Research Projects

Local Hybridization Chain-Reactions on DNA Nanostructures

Speaker:Hieu Bui
hbui at cs.duke.edu
Date: Monday, January 14, 2013
Time: 2:00pm - 3:30pm
Location: D344 LSRC, Duke

Abstract

A majority of enzyme-free DNA hybridization reactions in DNA-based molecular systems are limited by the diffusion process - the reaction rates occur faster in the presence of high concentration of reactants, and vice versa. However spurious/unintended interactions are found to be correlated with high concentration of reactants.

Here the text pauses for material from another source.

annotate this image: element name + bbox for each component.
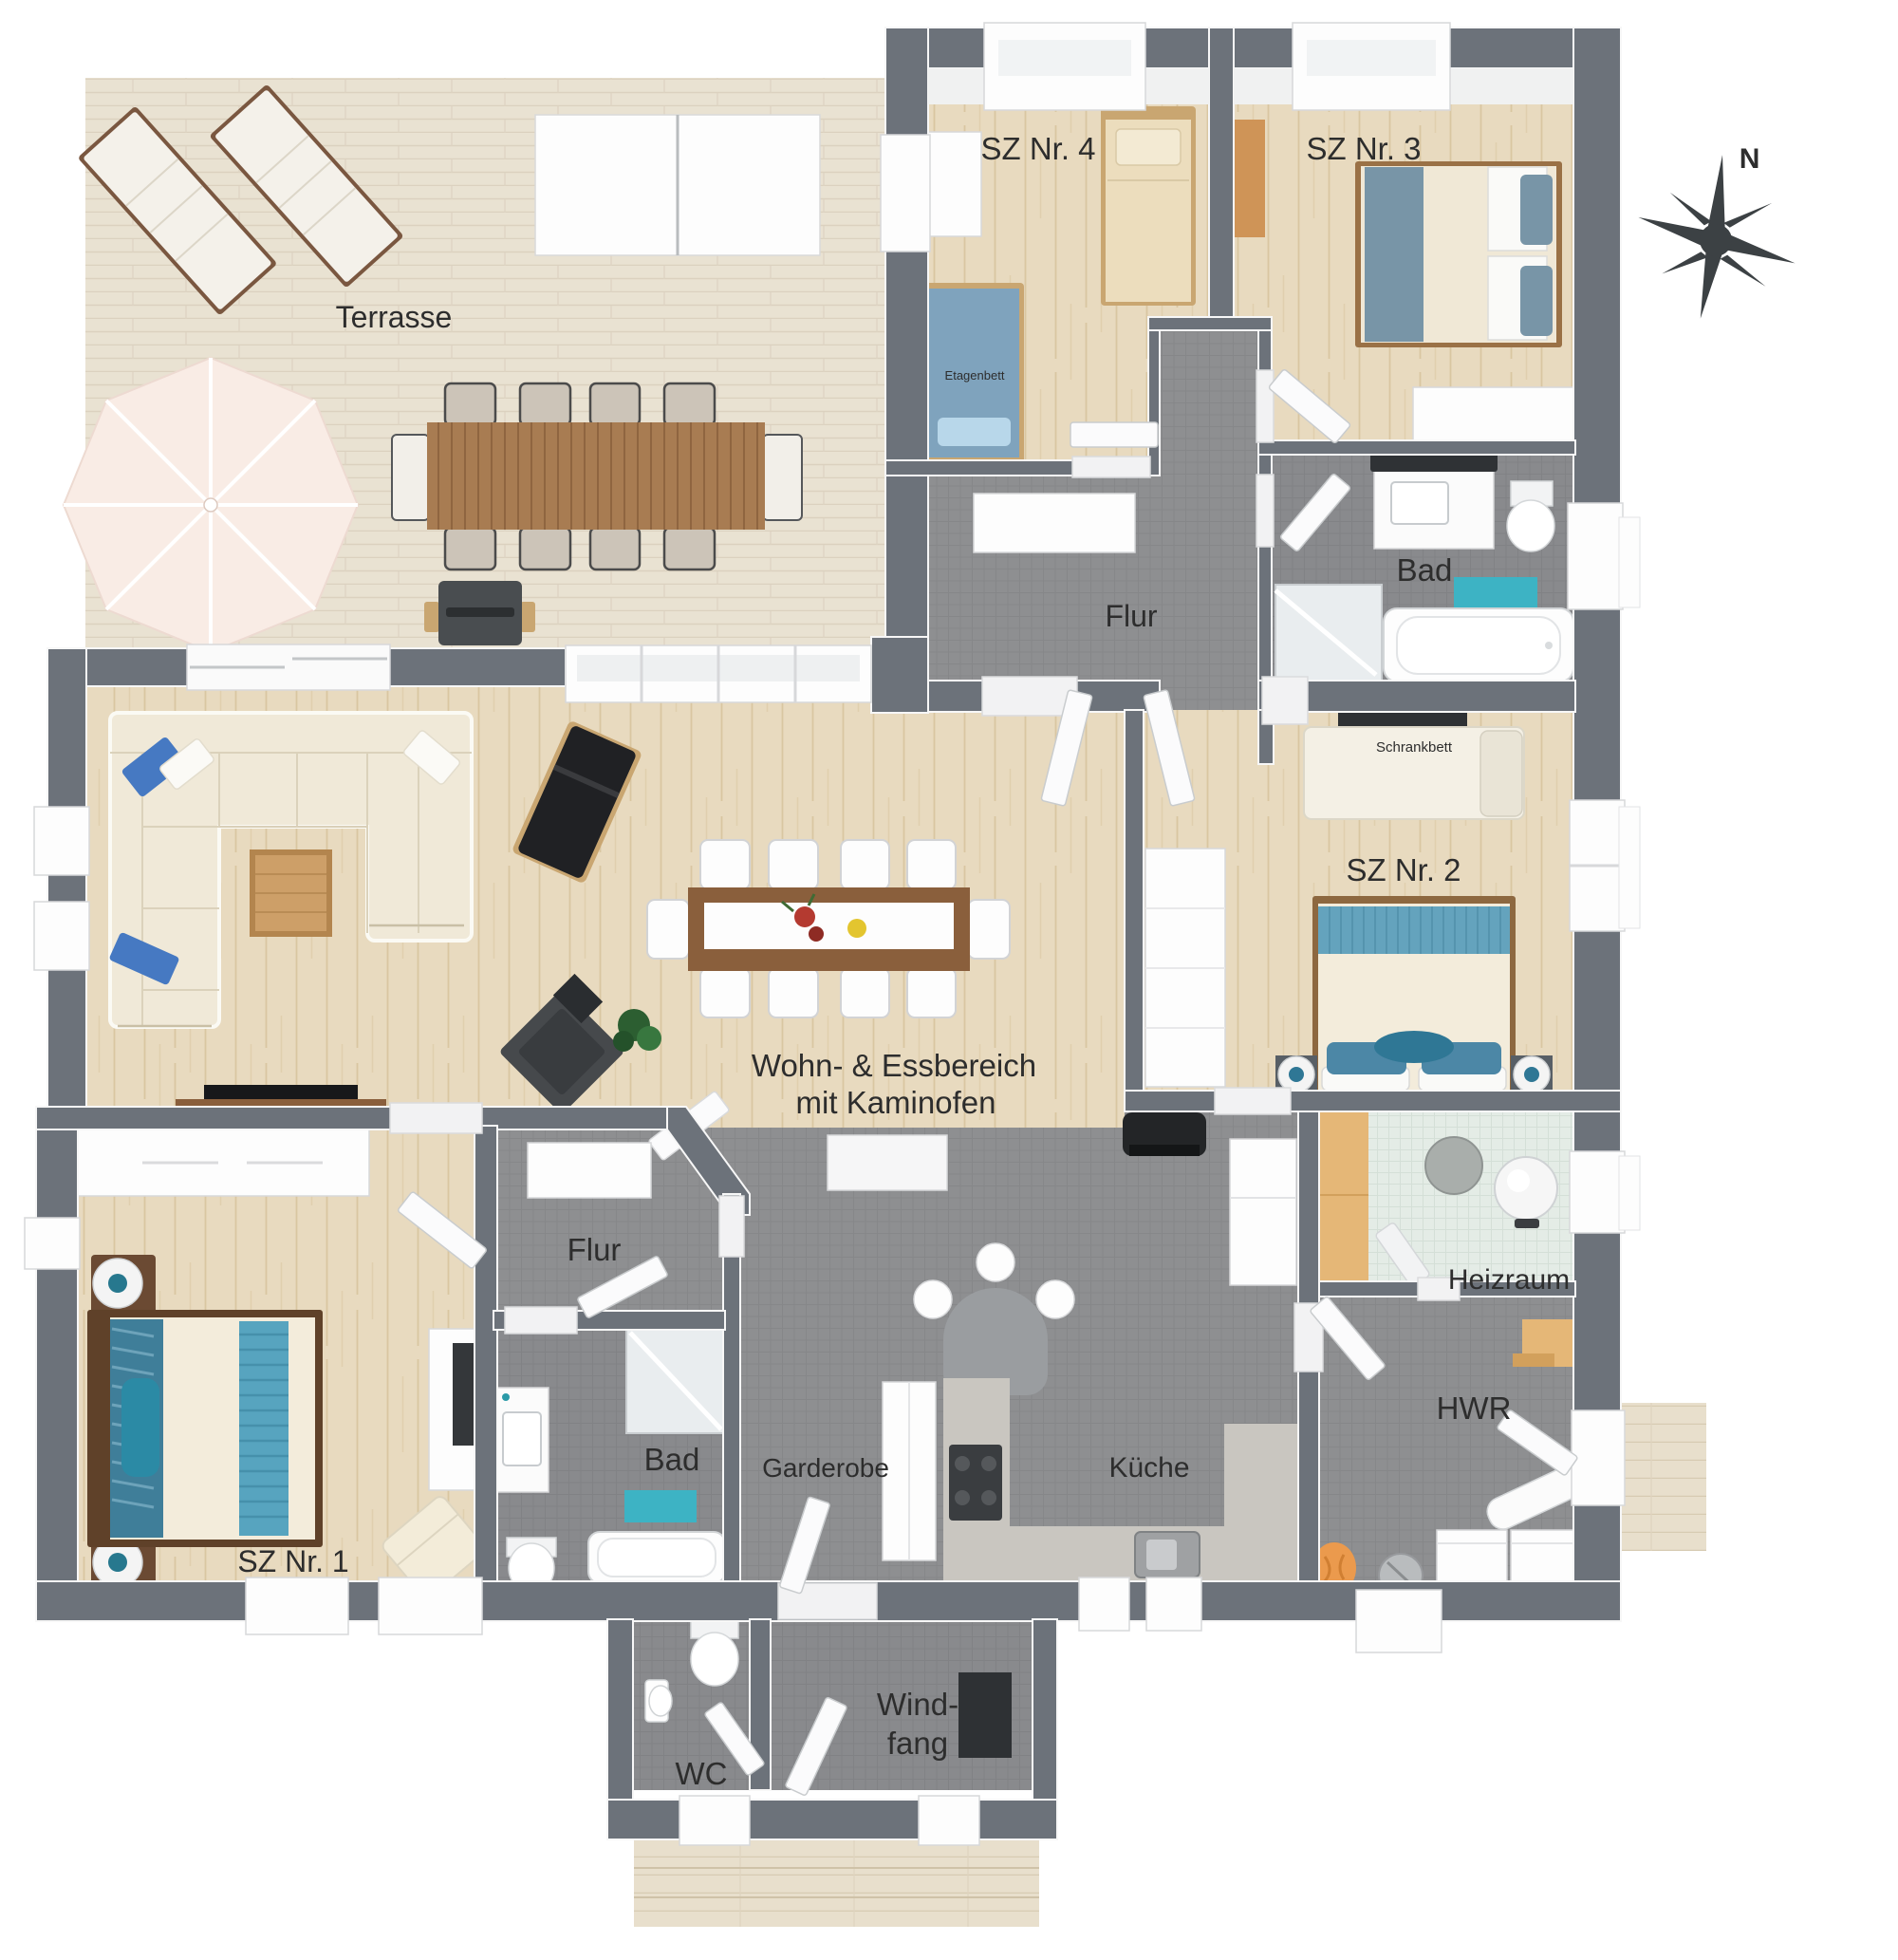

A solution to reduce spurious interactions is to decrease the concentration of the reactants; however, the hybridization reaction rates, due to the diffusion limitation, are taking longer for the reactions to complete. Because spurious interactions mitigate the overall functionalities of the DNA-based molecular systems, we propose an alternative method (a follow-up work by Chandran et. al. in 2011) to reduce the interactions. By directly performing the DNA hybridization reactions on fixed nanoscale substrates instead of free-floating in solutions, we conjecture that the spurious interactions are reduced due to spatial locality. This method is expected to achieve minimal spurious interactions and fast DNA hybridization reaction rates. This research initiative proposal presentation will cover a simple design of local hybridization-chained reactions on DNA nanosructures as well as preliminary experimental results.